Il étoit sous Néron de toutes ses délices ;
Et la Lusitanie a vu ce même Othon
Gouverner en César et juger en Caton[1].
Tout favori dans Rome, et tout maître en province,
De lâche courtisan il s’y montra grand prince ;
Et son âme ployant[2], attendant l’avenir,
Sait faire également sa cour, et la tenir.
Sous un tel souverain nous sommes peu de chose ;
Son soin jamais sur nous tout à fait ne repose :
Sa main seule départ ses libéralités ;
Son choix seul distribue États et dignités.
Du timon qu’il embrasse il se fait le seul guide[3],
Consulte et résout seul, écoute et seul décide,
Et quoique nos emplois puissent faire du bruit[4],
Sitôt qu’il nous veut perdre, un coup d’œil nous détruit.

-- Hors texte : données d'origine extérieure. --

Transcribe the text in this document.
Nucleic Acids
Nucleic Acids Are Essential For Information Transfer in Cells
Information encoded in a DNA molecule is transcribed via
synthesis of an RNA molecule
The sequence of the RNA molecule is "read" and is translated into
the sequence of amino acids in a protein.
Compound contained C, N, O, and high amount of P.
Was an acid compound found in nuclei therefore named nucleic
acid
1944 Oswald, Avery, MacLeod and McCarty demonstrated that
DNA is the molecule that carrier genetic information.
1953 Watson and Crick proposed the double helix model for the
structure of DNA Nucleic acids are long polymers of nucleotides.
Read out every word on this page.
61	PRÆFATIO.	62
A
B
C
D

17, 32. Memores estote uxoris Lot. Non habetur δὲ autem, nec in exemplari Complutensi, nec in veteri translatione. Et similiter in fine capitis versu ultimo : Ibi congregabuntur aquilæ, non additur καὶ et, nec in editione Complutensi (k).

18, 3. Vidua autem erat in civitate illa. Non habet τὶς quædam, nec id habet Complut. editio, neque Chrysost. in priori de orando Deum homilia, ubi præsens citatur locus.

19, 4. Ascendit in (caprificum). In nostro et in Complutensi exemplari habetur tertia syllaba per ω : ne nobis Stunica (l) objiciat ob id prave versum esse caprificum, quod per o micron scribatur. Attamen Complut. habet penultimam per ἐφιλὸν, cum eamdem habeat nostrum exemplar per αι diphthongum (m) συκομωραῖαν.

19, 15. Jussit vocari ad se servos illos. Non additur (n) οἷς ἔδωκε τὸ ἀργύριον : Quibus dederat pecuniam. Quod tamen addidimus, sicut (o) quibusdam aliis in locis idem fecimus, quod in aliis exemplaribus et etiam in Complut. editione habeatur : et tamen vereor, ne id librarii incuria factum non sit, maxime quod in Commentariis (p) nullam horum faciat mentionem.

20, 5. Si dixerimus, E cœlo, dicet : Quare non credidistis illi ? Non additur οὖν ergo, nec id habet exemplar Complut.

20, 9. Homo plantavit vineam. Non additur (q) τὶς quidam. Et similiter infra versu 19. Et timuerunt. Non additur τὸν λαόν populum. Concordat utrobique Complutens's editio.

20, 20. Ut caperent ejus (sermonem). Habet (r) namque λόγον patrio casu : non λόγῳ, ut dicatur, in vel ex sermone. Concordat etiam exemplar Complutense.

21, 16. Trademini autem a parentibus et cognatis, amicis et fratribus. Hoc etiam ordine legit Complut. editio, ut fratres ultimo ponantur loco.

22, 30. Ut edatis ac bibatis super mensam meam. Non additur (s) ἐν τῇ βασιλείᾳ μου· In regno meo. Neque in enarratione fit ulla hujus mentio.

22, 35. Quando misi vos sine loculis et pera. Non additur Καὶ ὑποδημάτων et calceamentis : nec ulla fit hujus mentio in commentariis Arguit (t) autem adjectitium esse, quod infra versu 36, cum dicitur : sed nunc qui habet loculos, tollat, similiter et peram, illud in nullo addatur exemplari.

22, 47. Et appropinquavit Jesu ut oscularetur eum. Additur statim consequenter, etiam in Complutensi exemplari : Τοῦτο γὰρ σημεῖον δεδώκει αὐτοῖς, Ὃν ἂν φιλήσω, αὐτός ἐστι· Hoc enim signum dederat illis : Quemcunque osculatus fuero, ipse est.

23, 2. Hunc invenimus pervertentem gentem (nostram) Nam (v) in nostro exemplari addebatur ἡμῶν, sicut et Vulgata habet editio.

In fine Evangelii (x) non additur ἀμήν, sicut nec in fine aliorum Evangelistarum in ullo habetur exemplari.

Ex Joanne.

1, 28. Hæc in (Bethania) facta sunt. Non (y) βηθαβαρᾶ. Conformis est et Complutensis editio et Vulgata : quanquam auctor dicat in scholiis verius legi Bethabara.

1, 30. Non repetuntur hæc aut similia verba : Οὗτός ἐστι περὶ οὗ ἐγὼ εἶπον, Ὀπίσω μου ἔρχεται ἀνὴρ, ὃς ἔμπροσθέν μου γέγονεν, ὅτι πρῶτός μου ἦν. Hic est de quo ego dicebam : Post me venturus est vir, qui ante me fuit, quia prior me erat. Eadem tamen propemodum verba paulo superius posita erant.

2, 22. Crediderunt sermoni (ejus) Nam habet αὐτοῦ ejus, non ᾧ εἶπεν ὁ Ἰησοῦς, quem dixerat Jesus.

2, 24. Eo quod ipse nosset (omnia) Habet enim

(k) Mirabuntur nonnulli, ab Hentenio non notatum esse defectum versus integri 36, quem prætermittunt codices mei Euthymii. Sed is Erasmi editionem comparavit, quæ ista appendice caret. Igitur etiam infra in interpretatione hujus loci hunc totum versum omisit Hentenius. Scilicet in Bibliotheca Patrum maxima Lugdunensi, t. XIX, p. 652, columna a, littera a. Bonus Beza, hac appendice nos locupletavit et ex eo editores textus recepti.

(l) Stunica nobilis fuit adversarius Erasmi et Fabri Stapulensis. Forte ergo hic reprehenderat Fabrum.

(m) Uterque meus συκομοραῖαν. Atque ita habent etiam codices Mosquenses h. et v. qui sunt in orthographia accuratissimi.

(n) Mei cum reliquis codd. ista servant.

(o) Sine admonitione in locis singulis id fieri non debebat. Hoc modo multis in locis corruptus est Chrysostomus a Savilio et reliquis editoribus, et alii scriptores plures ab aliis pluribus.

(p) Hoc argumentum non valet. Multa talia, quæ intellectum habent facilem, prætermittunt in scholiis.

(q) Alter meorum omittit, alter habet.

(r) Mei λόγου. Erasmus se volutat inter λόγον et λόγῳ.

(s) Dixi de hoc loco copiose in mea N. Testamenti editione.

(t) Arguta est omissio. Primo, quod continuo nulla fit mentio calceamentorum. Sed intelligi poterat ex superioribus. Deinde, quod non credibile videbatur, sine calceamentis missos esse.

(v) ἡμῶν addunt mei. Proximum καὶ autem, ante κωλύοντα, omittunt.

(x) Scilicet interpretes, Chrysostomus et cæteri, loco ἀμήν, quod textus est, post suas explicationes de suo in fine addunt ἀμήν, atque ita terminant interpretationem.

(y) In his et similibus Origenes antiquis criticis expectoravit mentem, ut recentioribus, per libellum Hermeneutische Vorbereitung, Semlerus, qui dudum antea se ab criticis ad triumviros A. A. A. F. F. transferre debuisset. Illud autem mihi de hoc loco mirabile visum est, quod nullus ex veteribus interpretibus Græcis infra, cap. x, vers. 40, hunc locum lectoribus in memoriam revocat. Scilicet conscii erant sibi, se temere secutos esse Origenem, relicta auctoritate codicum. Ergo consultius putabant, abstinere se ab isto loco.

Voyez d’ailleurs Galba, quel pouvoir il nous laisse,
En quel poste sous lui nous a mis sa foiblesse,
Nos ordres règlent tout, nous donnons, retranchons ;
Rien n’est exécuté dès que nous l’empêchons :
Comme par un de nous il faut que tout s’obtienne,
Nous voyons notre cour plus grosse que la sienne ;
- ↑ « Le portrait d’Othon est très-beau dans cette scène. Il est permis à un auteur dramatique d’ajouter des traits aux caractères qu’il dépeint et d’aller plus loin que l’histoire. Tacite dit d’Othon : Pueritiam incuriose, adolescentiam petulanter egerat, gratus Neroni æmulatione luxus… In provinciam… specie legationis seposuit… Comiter administrata provincia(a). Son enfance fut paresseuse, sa jeunesse débauchée ; il plut à Néron en imitant ses vices et son luxe. (Voltaire.) »
(a). Histoires, livre I, chapitre xiii. - ↑ On lit ainsi ployant, sans accord, dans les éditions de 1668, de 1682 et de 1692. L’édition originale, que Voltaire a suivie, donne ployante.
- ↑ Voyez ci-dessus, p. 567 et 568.
- ↑ Tel est le texte de toutes les anciennes éditions, y compris celle de 1692. Voltaire a ainsi donné ce vers :
Et quoi que nos emplois puissent faire de bruit.